Council of Professional Associations of Psychologists (CPAP)

CPAP is composed of 12 provincial and territorial psychology associations, as well as a CPA Representative. You may not often hear about CPAP but it is an important partner, allowing for sharing of resources and collaboration on projects and advocacy initiatives among all its member organizations.

CPAP’s primary activities centre around:

· Knowledge Exchange: Facilitating knowledge exchange amongst member associations.

· Best Practices: Identify and share best practices amongst member associations.

· Advocacy: Advocating for the needs of Canadian psychologists and the people that they support.

· Leadership Development: Develop leadership potential and capacity in Canadian psychologists.

For more information about CPAP visit their website.

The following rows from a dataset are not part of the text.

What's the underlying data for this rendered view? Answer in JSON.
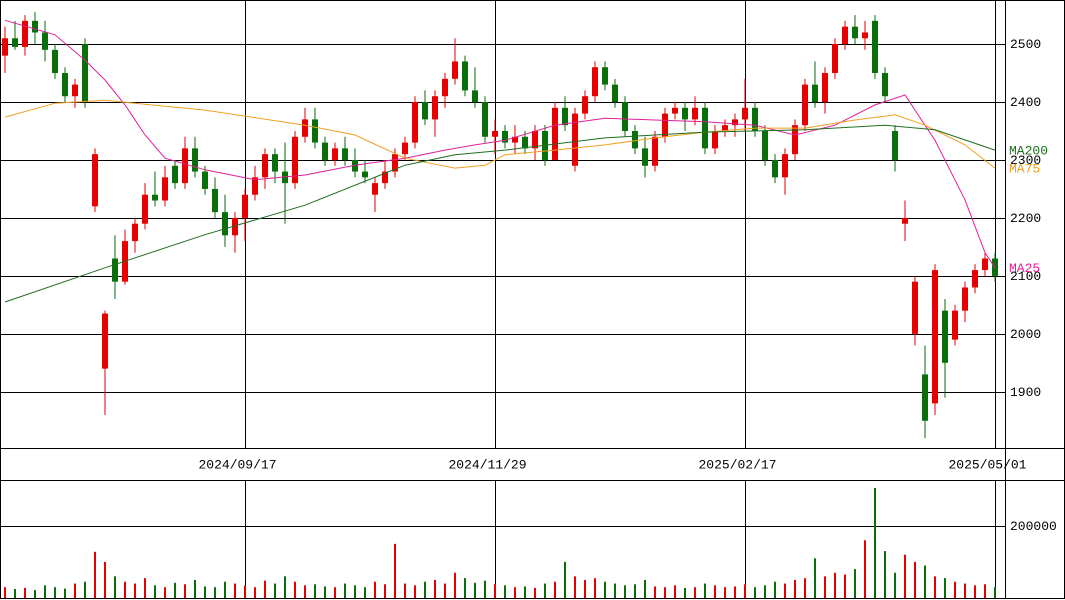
{
  "chart_data": {
    "type": "candlestick",
    "categories": [
      null,
      null,
      null,
      null,
      null,
      null,
      null,
      null,
      null,
      null,
      null,
      null,
      null,
      null,
      null,
      null,
      null,
      null,
      null,
      null,
      null,
      null,
      null,
      null,
      "2024/09/17",
      null,
      null,
      null,
      null,
      null,
      null,
      null,
      null,
      null,
      null,
      null,
      null,
      null,
      null,
      null,
      null,
      null,
      null,
      null,
      null,
      null,
      null,
      null,
      null,
      "2024/11/29",
      null,
      null,
      null,
      null,
      null,
      null,
      null,
      null,
      null,
      null,
      null,
      null,
      null,
      null,
      null,
      null,
      null,
      null,
      null,
      null,
      null,
      null,
      null,
      null,
      "2025/02/17",
      null,
      null,
      null,
      null,
      null,
      null,
      null,
      null,
      null,
      null,
      null,
      null,
      null,
      null,
      null,
      null,
      null,
      null,
      null,
      null,
      null,
      null,
      null,
      null,
      "2025/05/01"
    ],
    "open": [
      2480,
      2510,
      2495,
      2540,
      2520,
      2490,
      2450,
      2410,
      2500,
      2220,
      1940,
      2130,
      2090,
      2160,
      2190,
      2240,
      2230,
      2290,
      2260,
      2320,
      2280,
      2250,
      2210,
      2170,
      2200,
      2240,
      2270,
      2310,
      2280,
      2260,
      2340,
      2370,
      2330,
      2300,
      2320,
      2300,
      2280,
      2240,
      2260,
      2280,
      2310,
      2330,
      2400,
      2370,
      2410,
      2440,
      2470,
      2420,
      2400,
      2340,
      2350,
      2330,
      2340,
      2320,
      2350,
      2300,
      2390,
      2290,
      2380,
      2410,
      2460,
      2430,
      2400,
      2350,
      2320,
      2290,
      2340,
      2380,
      2390,
      2370,
      2390,
      2320,
      2350,
      2360,
      2370,
      2390,
      2350,
      2300,
      2270,
      2310,
      2360,
      2430,
      2400,
      2450,
      2500,
      2530,
      2510,
      2540,
      2450,
      2350,
      2190,
      2000,
      1930,
      1880,
      2040,
      1990,
      2040,
      2080,
      2110,
      2130
    ],
    "high": [
      2530,
      2540,
      2550,
      2555,
      2540,
      2500,
      2460,
      2440,
      2510,
      2320,
      2040,
      2170,
      2180,
      2200,
      2260,
      2280,
      2290,
      2300,
      2340,
      2340,
      2290,
      2270,
      2240,
      2210,
      2250,
      2290,
      2320,
      2320,
      2330,
      2350,
      2390,
      2390,
      2340,
      2330,
      2340,
      2320,
      2300,
      2270,
      2300,
      2320,
      2340,
      2410,
      2420,
      2420,
      2450,
      2510,
      2480,
      2460,
      2410,
      2370,
      2360,
      2360,
      2350,
      2360,
      2360,
      2400,
      2410,
      2390,
      2420,
      2470,
      2470,
      2440,
      2410,
      2360,
      2340,
      2350,
      2390,
      2400,
      2400,
      2410,
      2400,
      2360,
      2370,
      2380,
      2440,
      2400,
      2360,
      2310,
      2320,
      2370,
      2440,
      2470,
      2460,
      2510,
      2540,
      2550,
      2540,
      2550,
      2460,
      2360,
      2230,
      2100,
      1980,
      2120,
      2060,
      2050,
      2090,
      2120,
      2140,
      2140
    ],
    "low": [
      2450,
      2490,
      2480,
      2500,
      2470,
      2440,
      2400,
      2390,
      2390,
      2210,
      1860,
      2060,
      2085,
      2140,
      2180,
      2220,
      2220,
      2250,
      2250,
      2270,
      2240,
      2200,
      2150,
      2140,
      2160,
      2230,
      2250,
      2260,
      2190,
      2250,
      2330,
      2320,
      2290,
      2290,
      2290,
      2270,
      2260,
      2210,
      2250,
      2270,
      2300,
      2320,
      2360,
      2340,
      2390,
      2430,
      2410,
      2390,
      2330,
      2310,
      2320,
      2310,
      2310,
      2300,
      2290,
      2300,
      2350,
      2280,
      2370,
      2400,
      2420,
      2390,
      2340,
      2310,
      2270,
      2280,
      2330,
      2370,
      2350,
      2360,
      2310,
      2310,
      2340,
      2340,
      2350,
      2340,
      2290,
      2260,
      2240,
      2300,
      2350,
      2390,
      2380,
      2440,
      2490,
      2500,
      2490,
      2440,
      2400,
      2280,
      2160,
      1980,
      1820,
      1860,
      1890,
      1980,
      2020,
      2070,
      2100,
      2090
    ],
    "close": [
      2510,
      2495,
      2540,
      2520,
      2490,
      2450,
      2410,
      2430,
      2400,
      2310,
      2035,
      2090,
      2160,
      2190,
      2240,
      2230,
      2270,
      2260,
      2320,
      2280,
      2250,
      2210,
      2170,
      2200,
      2240,
      2270,
      2310,
      2280,
      2260,
      2340,
      2370,
      2330,
      2300,
      2320,
      2300,
      2280,
      2270,
      2260,
      2280,
      2310,
      2330,
      2400,
      2370,
      2410,
      2440,
      2470,
      2420,
      2400,
      2340,
      2350,
      2330,
      2340,
      2320,
      2350,
      2300,
      2390,
      2360,
      2380,
      2410,
      2460,
      2430,
      2400,
      2350,
      2320,
      2290,
      2340,
      2380,
      2390,
      2370,
      2390,
      2320,
      2350,
      2360,
      2370,
      2390,
      2350,
      2300,
      2270,
      2310,
      2360,
      2430,
      2400,
      2450,
      2500,
      2530,
      2510,
      2520,
      2450,
      2410,
      2300,
      2200,
      2090,
      1850,
      2110,
      1950,
      2040,
      2080,
      2110,
      2130,
      2100
    ],
    "up_color": "#e60000",
    "down_color": "#0a6e0a",
    "ylim": [
      1803,
      2576
    ],
    "yticks": [
      1900,
      2000,
      2100,
      2200,
      2300,
      2400,
      2500
    ],
    "ma": [
      {
        "name": "MA25",
        "color": "#e0209a",
        "x": [
          0,
          5,
          8,
          10,
          12,
          14,
          16,
          20,
          25,
          30,
          35,
          40,
          44,
          47,
          50,
          55,
          60,
          65,
          70,
          75,
          79,
          83,
          87,
          90,
          93,
          96,
          98,
          99
        ],
        "values": [
          2541,
          2516,
          2472,
          2438,
          2395,
          2343,
          2303,
          2283,
          2266,
          2274,
          2291,
          2303,
          2317,
          2326,
          2334,
          2360,
          2372,
          2369,
          2366,
          2360,
          2343,
          2360,
          2395,
          2412,
          2334,
          2231,
          2140,
          2114
        ]
      },
      {
        "name": "MA75",
        "color": "#f0a020",
        "x": [
          0,
          5,
          10,
          20,
          30,
          35,
          40,
          45,
          48,
          50,
          55,
          60,
          65,
          70,
          75,
          80,
          85,
          89,
          92,
          96,
          99
        ],
        "values": [
          2374,
          2398,
          2403,
          2386,
          2360,
          2343,
          2303,
          2286,
          2291,
          2309,
          2317,
          2326,
          2338,
          2348,
          2355,
          2355,
          2369,
          2378,
          2360,
          2326,
          2286
        ]
      },
      {
        "name": "MA200",
        "color": "#1e6e1e",
        "x": [
          0,
          10,
          20,
          30,
          40,
          45,
          50,
          60,
          70,
          80,
          88,
          93,
          99
        ],
        "values": [
          2055,
          2114,
          2171,
          2222,
          2291,
          2309,
          2317,
          2338,
          2348,
          2352,
          2360,
          2352,
          2317
        ]
      }
    ],
    "volume": {
      "values": [
        30000,
        25000,
        28000,
        22000,
        35000,
        30000,
        26000,
        40000,
        45000,
        128000,
        100000,
        60000,
        45000,
        40000,
        55000,
        35000,
        30000,
        42000,
        38000,
        50000,
        32000,
        30000,
        45000,
        40000,
        35000,
        30000,
        48000,
        40000,
        60000,
        45000,
        35000,
        38000,
        32000,
        30000,
        40000,
        35000,
        30000,
        45000,
        38000,
        150000,
        40000,
        35000,
        45000,
        50000,
        40000,
        70000,
        55000,
        42000,
        48000,
        38000,
        35000,
        30000,
        32000,
        28000,
        40000,
        45000,
        100000,
        60000,
        50000,
        55000,
        45000,
        40000,
        35000,
        38000,
        50000,
        32000,
        30000,
        35000,
        28000,
        30000,
        40000,
        35000,
        30000,
        32000,
        38000,
        30000,
        35000,
        45000,
        40000,
        50000,
        55000,
        110000,
        60000,
        70000,
        65000,
        80000,
        160000,
        305000,
        130000,
        70000,
        120000,
        100000,
        90000,
        60000,
        55000,
        45000,
        40000,
        35000,
        38000,
        30000
      ],
      "ylim": [
        0,
        327000
      ],
      "yticks": [
        200000
      ]
    }
  }
}
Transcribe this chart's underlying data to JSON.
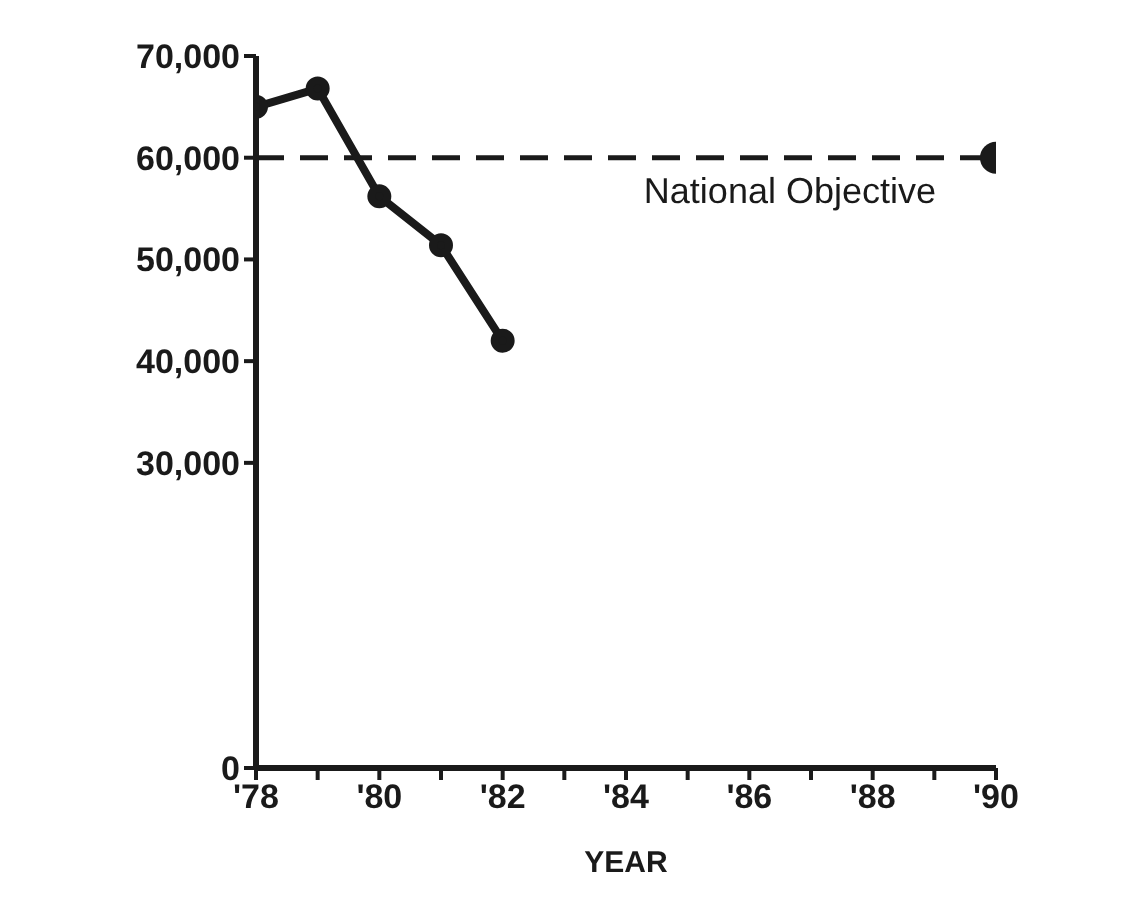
{
  "chart_data": {
    "type": "line",
    "xlabel": "YEAR",
    "x": [
      1978,
      1979,
      1980,
      1981,
      1982
    ],
    "series": [
      {
        "color": "#1a1a1a",
        "values": [
          65000,
          66800,
          56200,
          51400,
          42000
        ]
      },
      {
        "type": "scatter",
        "color": "#1a1a1a",
        "x": [
          1990
        ],
        "values": [
          60000
        ]
      }
    ],
    "xlim": [
      1978,
      1990
    ],
    "xticks": [
      {
        "value": 1978,
        "label": "'78"
      },
      {
        "value": 1979,
        "label": null
      },
      {
        "value": 1980,
        "label": "'80"
      },
      {
        "value": 1981,
        "label": null
      },
      {
        "value": 1982,
        "label": "'82"
      },
      {
        "value": 1983,
        "label": null
      },
      {
        "value": 1984,
        "label": "'84"
      },
      {
        "value": 1985,
        "label": null
      },
      {
        "value": 1986,
        "label": "'86"
      },
      {
        "value": 1987,
        "label": null
      },
      {
        "value": 1988,
        "label": "'88"
      },
      {
        "value": 1989,
        "label": null
      },
      {
        "value": 1990,
        "label": "'90"
      }
    ],
    "ylim": [
      0,
      70000
    ],
    "yticks": [
      {
        "value": 0,
        "label": "0"
      },
      {
        "value": 30000,
        "label": "30,000"
      },
      {
        "value": 40000,
        "label": "40,000"
      },
      {
        "value": 50000,
        "label": "50,000"
      },
      {
        "value": 60000,
        "label": "60,000"
      },
      {
        "value": 70000,
        "label": "70,000"
      }
    ],
    "ref_lines": [
      {
        "axis": "y",
        "value": 60000,
        "label": "National Objective",
        "line_style": "dashed",
        "color": "#1a1a1a"
      }
    ],
    "marker": "circle",
    "line_style": "solid",
    "grid": false,
    "legend": false
  }
}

Collaboration with ACPRO on a working definition of psychologist impairment

Through a joint effort between the Council of Professional Associations of Psychologists (CPAP) and Association of Canadian Psychology Regulatory Organizations (ACPRO) a definition for psychologist impairment has been developed. All CPAP member Associations have endorsed this definition, making this the first nationally recognized and acknowledged definition of this important concept. For more information, please see below.

Psychologist Impairment
Conditions in (a), (b), (c), and (d) must be present.

Psychologists shall not engage in the practice of psychology when the psychologist is, or could reasonably be expected by peers to be, impaired in judgement or practice.

Determining Impairment

A. Presence of one (or more) of the following conditions:
• Mental Health conditions
• Cognitive conditions
• Pharmacological abuse or pharmacologically induced conditions
• Substance abuse or induced conditions
• Physical illness
• Life condition or another dysfunction not noted above

B. The above-noted condition is sufficient to impair or compromise, or could reasonably be expected to impair or compromise, the ability to deliver psychological services at a competent level.

C. The above-noted condition is an obstacle to the psychologist’s self-care and the psychologist is not receiving sufficient care in relation to this condition or the obstacles that it poses.

D. The psychologist deems themselves, or is deemed by others, to be unable to provide services in a manner that ensures that their clients are not adversely affected by the condition.

E. Ethical issues are at risk of arising in relation to (a), (b), (c) and (d).

Responding to Impairment

If such a condition develops, they psychologist will not initiate new professional relationships. If such a condition develops after a professional relationship has been initiated, the psychologist shall terminate the relationship in an appropriate manner, shall notify the client in writing of the termination, and shall assist the client in obtaining suitable alternative services with due regard for the welfare of the client or other recipient of services when feasible.

Self-Care When Impaired

When a psychologist is deemed to have impairment or to be at significant risk of impairment, by self-identification or when concerns about their professional competence have been brought to their attention, they shall take appropriate measures such as obtaining professional consultation or assistance or seeking a formal assessment. If a member meets the above criteria for impairment, they will limit, suspend, or terminate work-related duties and engage in a self-care plan.

This is a national shared definition of psychologist impairment. It is up to individual jurisdictions to determine how, or if, they will adopt the national definition as it is not a national standard.